There just aren't many teeth to this Bears' team. Even Forte was held to about two yards per carry. Bennett came up big with eleven catches, and Jeffery came through on the opportunities he did have, but the Bears just don't have the defense to play anything less than perfect on offense.
The Bears did fight back to within ten points, and maybe if they got going a little sooner than they did, it could have been an actual game instead of fighting back against a defense only playing such by virtue of playing eleven players against the Bears offense. At least they fought back, though. It beats getting pounded by thirty with no semblance of being competitive.
Let's take a few bullet points before wrapping this up:
- If you're kicking an onside kick at the start of the fourth quarter, and there are at least two other situations this year alone where such an action might have also been appropriate, you're not a playoff team. And speaking of onside kicks, Jay Feely kicked one that the Bears converted.
- Regarding the two-point conversion midway through the fourth quarter: Do the Bears get a point for every player involved in shoving Forte across the line?
- Willie Young against a running back is a fun mismatch. It's good to see the Bears' premier pass rusher win that match up.
- The interception thrown by Jay Cutler to seal the game wasn't a bad throw, just a great play by Orlando Scandrick. That, unfortunately, happens when you're trying to make plays at the end of the game. Cutler's passer rating on the day was still over 96.
- A couple of really scary numbers, the Bears were 2-10 on third down conversions, and only held the ball for 27 minutes and 32 seconds. They ran about the same number of plays.
- 15 rushing attempts is more than last week's called 7, but Ka'Deem Carey still got fewer carries this week (0) than he did last week.
- The back four had a miserable game in the defense (Chris Conte, especially), and there wasn't much in the way of pass rush outside of Willie Young, but I thought at linebacker, Shea McClellin had a decent game. Jon Bostic, not so much, and Christian Jones got hit a couple times with special teams penalties. There was just no answer for the Cowboys' offensive line, especially as they kept lanes open for DeMarco Murray (who was flat out outstanding).
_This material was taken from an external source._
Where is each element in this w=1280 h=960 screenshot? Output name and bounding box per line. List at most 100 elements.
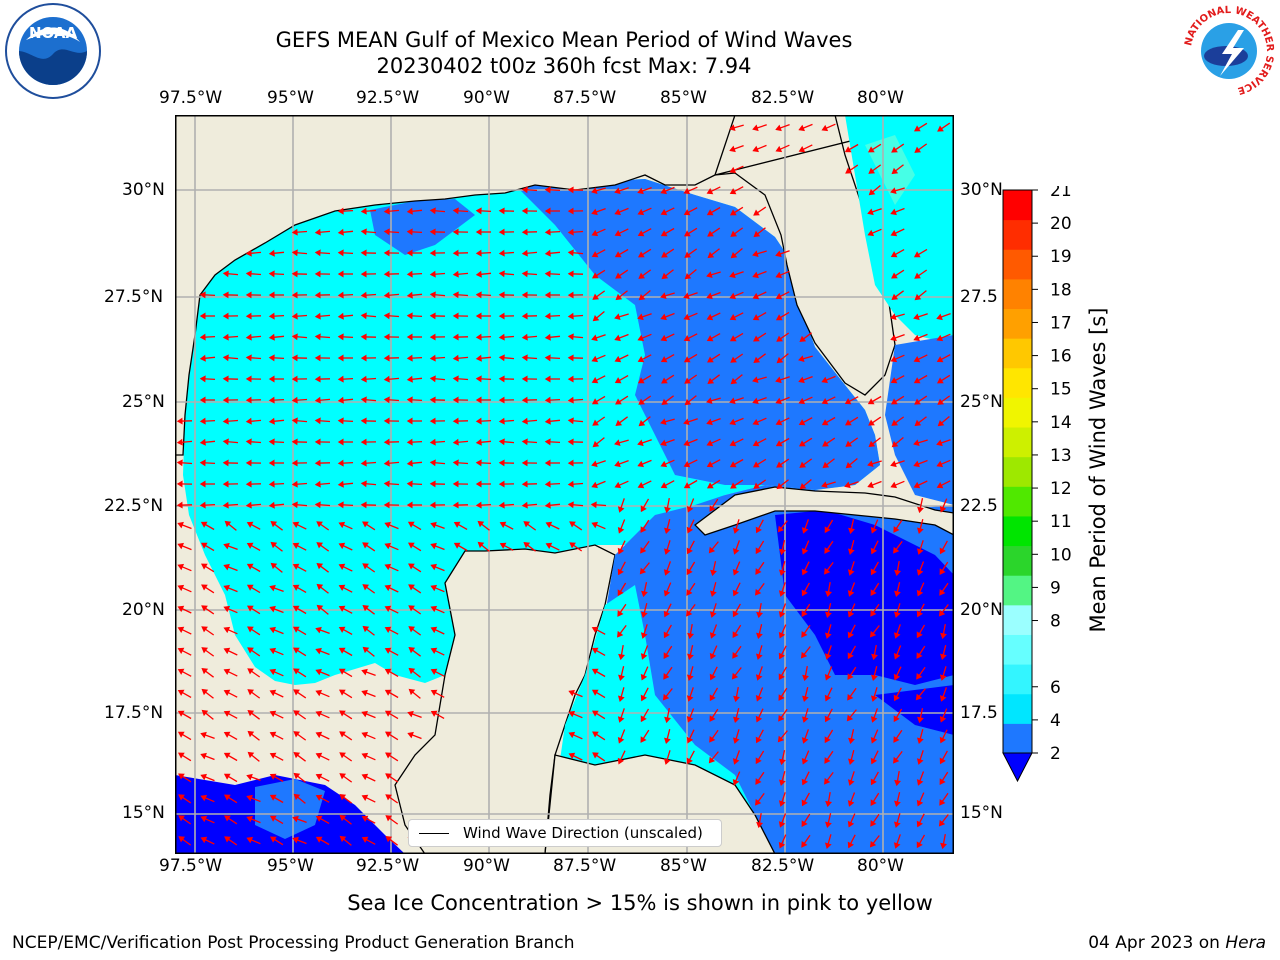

Really, there isn't much more to say. The Cowboys came in, punched the Bears hard in the mouth at the end of the second quarter and early in the third, and the Bears' answers late in the game just weren't ever going to be enough. The Cowboys dared them to keep up, and the Bears just couldn't. So a victory by Detroit or Seattle this week (a single win by either team) will promptly eliminate the Bears from the playoffs, and this farce of a meaningful season can finally, and mercifully, end.